Quelles sont les règles qui encadrent le travail en détention ?

Comme le détaille l’article 717-3 du code de procédure pénale, "les relations de travail des personnes incarcérées ne font pas l’objet d’un contrat de travail". C’est donc un droit dérogatoire du travail qui s’applique en prison. Seules les règles d’hygiène et de sécurité du code du travail s’imposent en détention. S’il n’existe pas de contrat de travail en prison, l’article 33 de la loi pénitentiaire du 24 novembre 2009 prévoit la conclusion d’un "acte d’engagement". Le texte précise que "cet acte, signé par le chef d’établissement et la personne détenue, énonce les droits et obligations professionnels de celle-ci, ainsi que ses conditions de travail et sa rémunération". On parle d’un "classement" pour désigner l’accès à l’emploi et inversement de "déclassement" pour en désigner sa sortie, qu’il s’agisse d’une démission ou d’une mesure disciplinaire.

Combien gagnent-ils ?

La loi pénitentiaire de novembre 2009 est venue préciser les modalités de rémunération des détenus. Son article 32 indique ainsi que : "La rémunération du travail des personnes détenues ne peut-être inférieure à un taux horaire fixé par décret et indexé sur le salaire minimum de croissance défini par l’article L.3231-2 du code du travail. Ce taux peut varier en fonction du régime sous lequel les personnes détenues sont employées." La rémunération se détaille comme suit : 45 % du smic pour les activités de production et entre 20 et 33 % pour le service général, selon la qualification requise pour l’activité.

L’administration pénitentiaire fixe un seuil minimum de rémunération (SMR) pour les ateliers de production. Il était en 2011 de 4,03 euros bruts de l’heure. Encore une fois, il y a un fossé qui sépare le cadre réglementaire et la réalité. Dans son dernier rapport, le CGLPL a ainsi constaté un "défaut d’application des textes". Ainsi, écrit-il, "les concessionnaires offrent aux travailleurs détenus des salaires d’une grande diversité, mais le plus souvent en dessous du SMR". Et d’expliquer que le SMR "ne semble pas être perçu comme un minimum, mais plutôt comme une moyenne ’idéale’ à atteindre".

Qui sont les employeurs ?

Outre le service général et la RIEP, de nombreuses entreprises privées disposent de concessions en prison. Si certaines, comme MKT Societal, mettaient en avant le caractère social de leur engagement en prison, la plupart rechigne à communiquer sur cette partie de leur activités. Une volonté de discrétion respectée par l’administration pénitentiaire, qui ne communique pas la liste de ces entreprises. Par ailleurs, beaucoup d’entre elles font appel à des entreprises sous-traitantes et évitent dans le même temps que leurs noms n’apparaissent.
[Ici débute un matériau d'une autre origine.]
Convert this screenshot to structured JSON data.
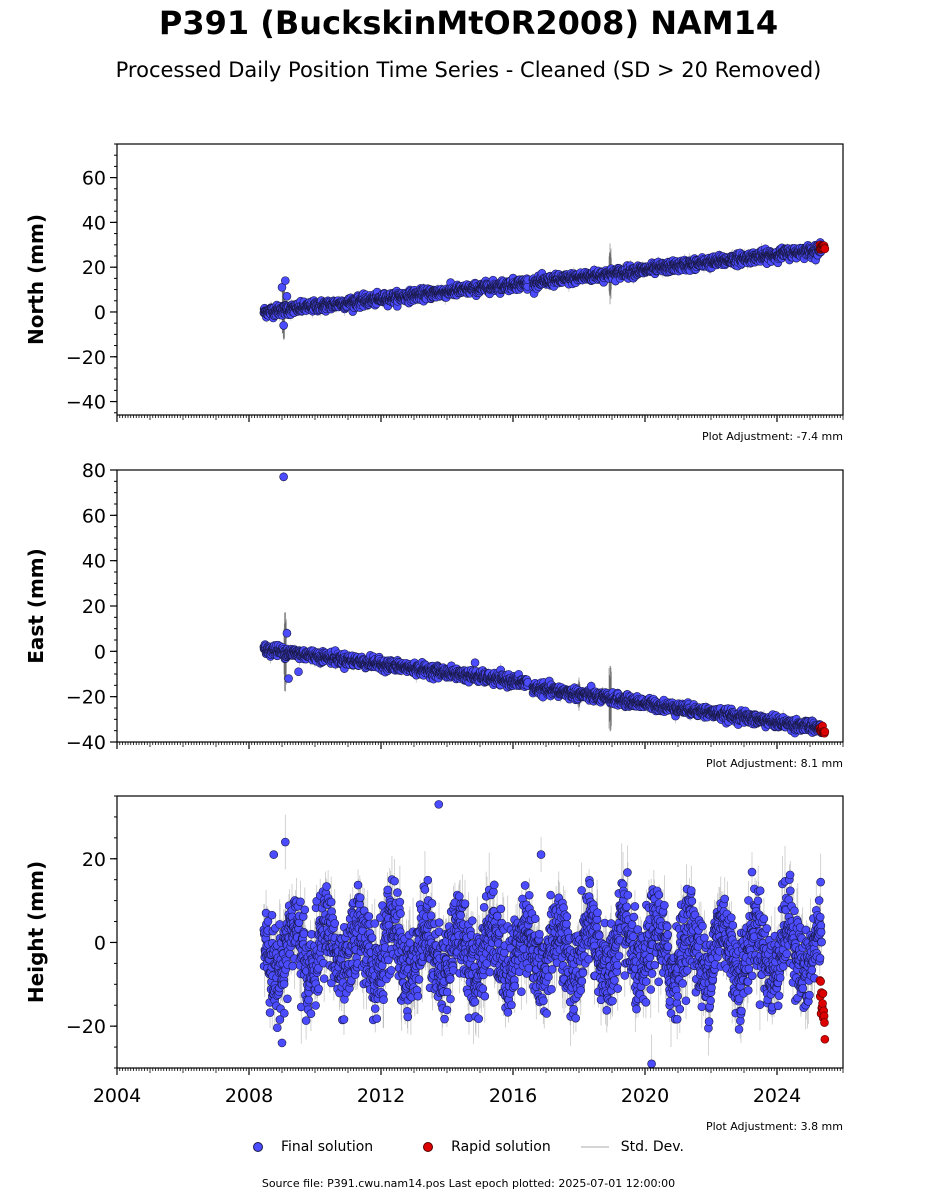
{
  "title": "P391 (BuckskinMtOR2008) NAM14",
  "subtitle": "Processed Daily Position Time Series - Cleaned (SD > 20 Removed)",
  "legend": {
    "final": "Final solution",
    "rapid": "Rapid solution",
    "std": "Std. Dev."
  },
  "footer": "Source file: P391.cwu.nam14.pos  Last epoch plotted: 2025-07-01 12:00:00",
  "colors": {
    "final": "#4b4bff",
    "rapid": "#dd0000",
    "std": "#9a9a9a",
    "marker_edge": "#1a1a4a"
  },
  "chart_data": [
    {
      "type": "scatter",
      "ylabel": "North (mm)",
      "note": "Plot Adjustment: -7.4 mm",
      "xlim": [
        2004,
        2026
      ],
      "ylim": [
        -46,
        75
      ],
      "yticks": [
        -40,
        -20,
        0,
        20,
        40,
        60
      ],
      "ytick_labels": [
        "−40",
        "−20",
        "0",
        "20",
        "40",
        "60"
      ],
      "grid": false,
      "legend": "below",
      "x_tick_labels_visible": false,
      "series": [
        {
          "name": "Final solution",
          "segments": [
            {
              "x": [
                2008.45,
                2016.45
              ],
              "y": [
                0,
                13
              ]
            },
            {
              "x": [
                2016.6,
                2025.35
              ],
              "y": [
                13,
                28
              ]
            }
          ],
          "scatter_sd": 1.2,
          "outliers": [
            [
              2009.0,
              11
            ],
            [
              2009.1,
              14
            ],
            [
              2009.05,
              -6
            ],
            [
              2009.15,
              7
            ]
          ]
        },
        {
          "name": "Rapid solution",
          "x": [
            2025.3,
            2025.45
          ],
          "y": [
            29,
            29
          ]
        }
      ],
      "std_spikes": [
        [
          2009.05,
          16
        ],
        [
          2018.95,
          14
        ]
      ]
    },
    {
      "type": "scatter",
      "ylabel": "East (mm)",
      "note": "Plot Adjustment: 8.1 mm",
      "xlim": [
        2004,
        2026
      ],
      "ylim": [
        -40,
        80
      ],
      "yticks": [
        -40,
        -20,
        0,
        20,
        40,
        60,
        80
      ],
      "ytick_labels": [
        "−40",
        "−20",
        "0",
        "20",
        "40",
        "60",
        "80"
      ],
      "grid": false,
      "legend": "below",
      "x_tick_labels_visible": false,
      "series": [
        {
          "name": "Final solution",
          "segments": [
            {
              "x": [
                2008.45,
                2016.45
              ],
              "y": [
                1,
                -14
              ]
            },
            {
              "x": [
                2016.6,
                2025.35
              ],
              "y": [
                -16,
                -34
              ]
            }
          ],
          "scatter_sd": 1.2,
          "outliers": [
            [
              2009.05,
              77
            ],
            [
              2009.2,
              -12
            ],
            [
              2009.15,
              8
            ],
            [
              2009.5,
              -9
            ],
            [
              2014.85,
              -5
            ]
          ]
        },
        {
          "name": "Rapid solution",
          "x": [
            2025.3,
            2025.45
          ],
          "y": [
            -34,
            -36
          ]
        }
      ],
      "std_spikes": [
        [
          2009.1,
          18
        ],
        [
          2018.95,
          15
        ],
        [
          2018.0,
          8
        ]
      ]
    },
    {
      "type": "scatter",
      "ylabel": "Height (mm)",
      "note": "Plot Adjustment: 3.8 mm",
      "xlim": [
        2004,
        2026
      ],
      "ylim": [
        -30,
        35
      ],
      "yticks": [
        -20,
        0,
        20
      ],
      "ytick_labels": [
        "−20",
        "0",
        "20"
      ],
      "xticks": [
        2004,
        2008,
        2012,
        2016,
        2020,
        2024
      ],
      "xtick_labels": [
        "2004",
        "2008",
        "2012",
        "2016",
        "2020",
        "2024"
      ],
      "grid": false,
      "legend": "below",
      "x_tick_labels_visible": true,
      "series": [
        {
          "name": "Final solution",
          "range_x": [
            2008.45,
            2025.35
          ],
          "mean": -2,
          "seasonal_amplitude": 6,
          "scatter_sd": 5,
          "outliers": [
            [
              2013.75,
              33
            ],
            [
              2009.1,
              24
            ],
            [
              2008.75,
              21
            ],
            [
              2016.85,
              21
            ],
            [
              2009.0,
              -24
            ],
            [
              2020.2,
              -29
            ]
          ]
        },
        {
          "name": "Rapid solution",
          "x": [
            2025.3,
            2025.45
          ],
          "y": [
            -11,
            -21
          ]
        }
      ],
      "std_spikes": []
    }
  ]
}
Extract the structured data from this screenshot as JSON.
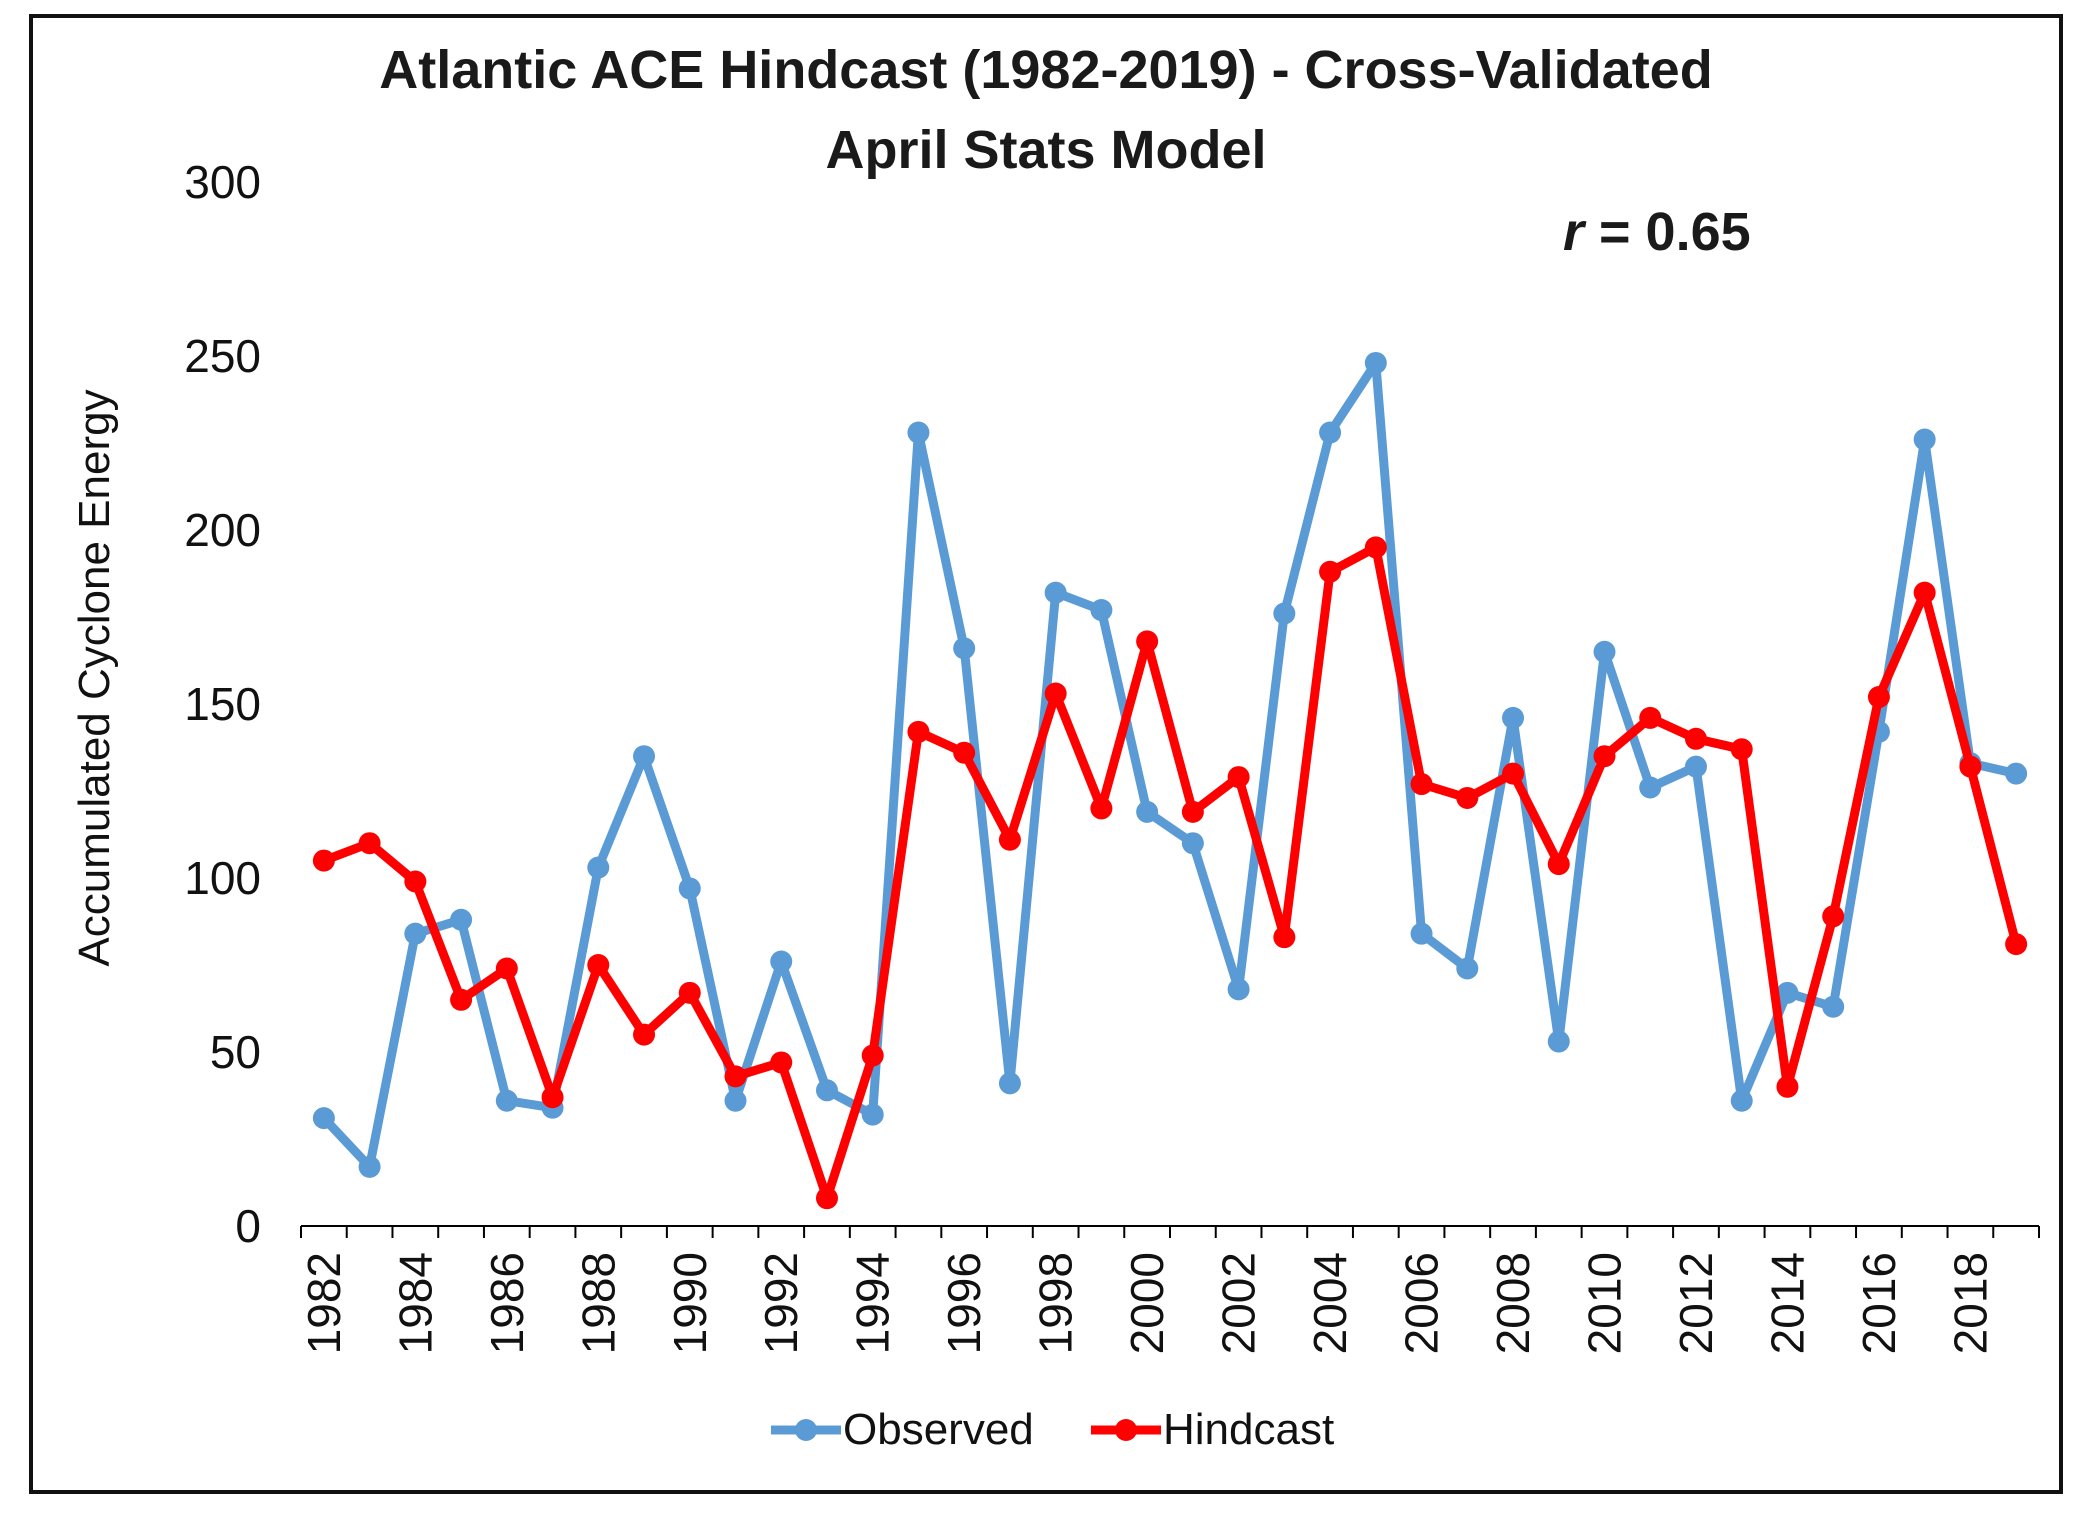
{
  "chart_data": {
    "type": "line",
    "title_line1": "Atlantic ACE Hindcast (1982-2019) - Cross-Validated",
    "title_line2": "April Stats Model",
    "annotation": {
      "symbol": "r",
      "text": " = 0.65"
    },
    "xlabel": "",
    "ylabel": "Accumulated Cyclone Energy",
    "ylim": [
      0,
      300
    ],
    "yticks": [
      0,
      50,
      100,
      150,
      200,
      250,
      300
    ],
    "x": [
      1982,
      1983,
      1984,
      1985,
      1986,
      1987,
      1988,
      1989,
      1990,
      1991,
      1992,
      1993,
      1994,
      1995,
      1996,
      1997,
      1998,
      1999,
      2000,
      2001,
      2002,
      2003,
      2004,
      2005,
      2006,
      2007,
      2008,
      2009,
      2010,
      2011,
      2012,
      2013,
      2014,
      2015,
      2016,
      2017,
      2018,
      2019
    ],
    "xtick_labels": [
      "1982",
      "1984",
      "1986",
      "1988",
      "1990",
      "1992",
      "1994",
      "1996",
      "1998",
      "2000",
      "2002",
      "2004",
      "2006",
      "2008",
      "2010",
      "2012",
      "2014",
      "2016",
      "2018"
    ],
    "grid": false,
    "legend_position": "bottom",
    "series": [
      {
        "name": "Observed",
        "color": "#5b9bd5",
        "values": [
          31,
          17,
          84,
          88,
          36,
          34,
          103,
          135,
          97,
          36,
          76,
          39,
          32,
          228,
          166,
          41,
          182,
          177,
          119,
          110,
          68,
          176,
          228,
          248,
          84,
          74,
          146,
          53,
          165,
          126,
          132,
          36,
          67,
          63,
          142,
          226,
          133,
          130
        ]
      },
      {
        "name": "Hindcast",
        "color": "#ff0000",
        "values": [
          105,
          110,
          99,
          65,
          74,
          37,
          75,
          55,
          67,
          43,
          47,
          8,
          49,
          142,
          136,
          111,
          153,
          120,
          168,
          119,
          129,
          83,
          188,
          195,
          127,
          123,
          130,
          104,
          135,
          146,
          140,
          137,
          40,
          89,
          152,
          182,
          132,
          81
        ]
      }
    ]
  }
}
Ainsi, Gonzague Rambaud, auteur d’un ouvrage sur le travail en prison, expliquait au Monde.fr qu’après avoir démenti avoir recours au travail des détenus, l’entreprise Bic a finalement reconnu avoir été présent de 1970 à 2007 dans les prisons de Fleury-Mérogis et d’Osny pour faire assembler des opérations marketing sur leurs stylos et leurs rasoirs. Toutefois, les détenus sont rémunérés par l’administration pénitentiaire, avec qui ils ont signé le contrat d’engagement. L’AP, pour sa part, octroie des concessions aux entreprises privées.

Quid de la retraites des personnes incarcérées ?

Depuis 1977, les personnes détenues qui travaillent acquièrent des droits à la retraite en versant des cotisations sociales au titre de l’assurance vieillesse. Toutefois, compte tenu des faibles rémunérations, les détenus ont le plus grand mal à valider leurs trimestres. Le CGLPL explique ainsi que, ignorant une circulaire de l’AP, les caisses d’assurance vieillesse appliquent les dispositions du code de la Sécurité sociale, qui indiquent que, pour percevoir une retraite de base du régime général, la validation d’un trimestre exige que la cotisation versée le soit sur un salaire au moins égal à 200 fois le smic. Or, compte tenu du niveau des rémunérations du service général dans les établissements pénitentiaires, les personnes détenues ne valident, par année travaillée, qu’un trimestre sur les quatre.